Sunday, June 22, 2014

Seizing the Initiative (or Not)

In Dagger for Kids by Brave Halfling Publishing, a rules lite game designed to help introduce the fine art of tabletop role-playing to young people, we adopted a funny little initiative rule that I probably never would have considered otherwise, entrenched as I am in my Moldvay Basic / AD&D mash-up way of thinking:

When there is a combat in Dagger, the player characters always go first.

Obviously the intent of this rule is to reduce complexity for young players ... die rolls are mainly about answering the questions "Did I hit it?" and "Did I kill it?" ... but how would stripping out party initiative, individual initiative, or weapon speed factors (heh) impact actual game play?
Won't the players take advantage of the knowledge that, "we always go first" to unfair tactical advantage?

Turns out, not-so-much.  

Consider the actual results of our gameplay: By the end of the third session, out of 23 starting characters, only six remained alive.  This wasn't due so much to hideous tactical blunders (though there were several), or a sadistic "killer dungeon" (there were never more than five attacks per round directed their way, and that from a bunch of 4 hp tasloi), but rather from the mere fact that an AC of 14 and 5 hit points in an environment where are dice rolls aren't fudged won't get you too far unless you quickly learn to mitigate your risks.

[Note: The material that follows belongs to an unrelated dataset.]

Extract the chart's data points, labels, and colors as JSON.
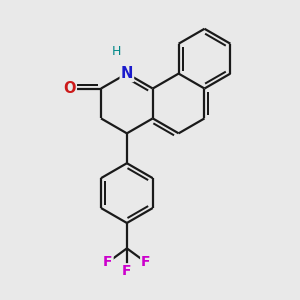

In practice, at our table, the "player characters go first" rule was also mitigated by common sense of course.  If monsters have set an ambush and searching fails to reveal them, then naturally the critters will get the first attack.  Certain monsters (like the camouflage, jack-in-the-box that is the giant caddisfly larva) may have first attack as a special ability if anyone blunders too near its protective case.

copyright © 2013, Stephen Belcher Photography Ltd
By the time we had played six or seven sessions, especially when considering the focus of the action, the involvement of the players, and the outcomes of encounters, things at the table were basically indistinguishable from any other session of D&D I've played, Moldvay 81 through 3rd edition.  I'd found that setting aside all the (perfectly reasonable) complexity of Dexterity modifiers and surprise rounds and letting player characters go first as a default doesn't really make that much of a difference and speeds game play considerably.  

I'm thinking that this may become my new default ... at least when gaming with younger players.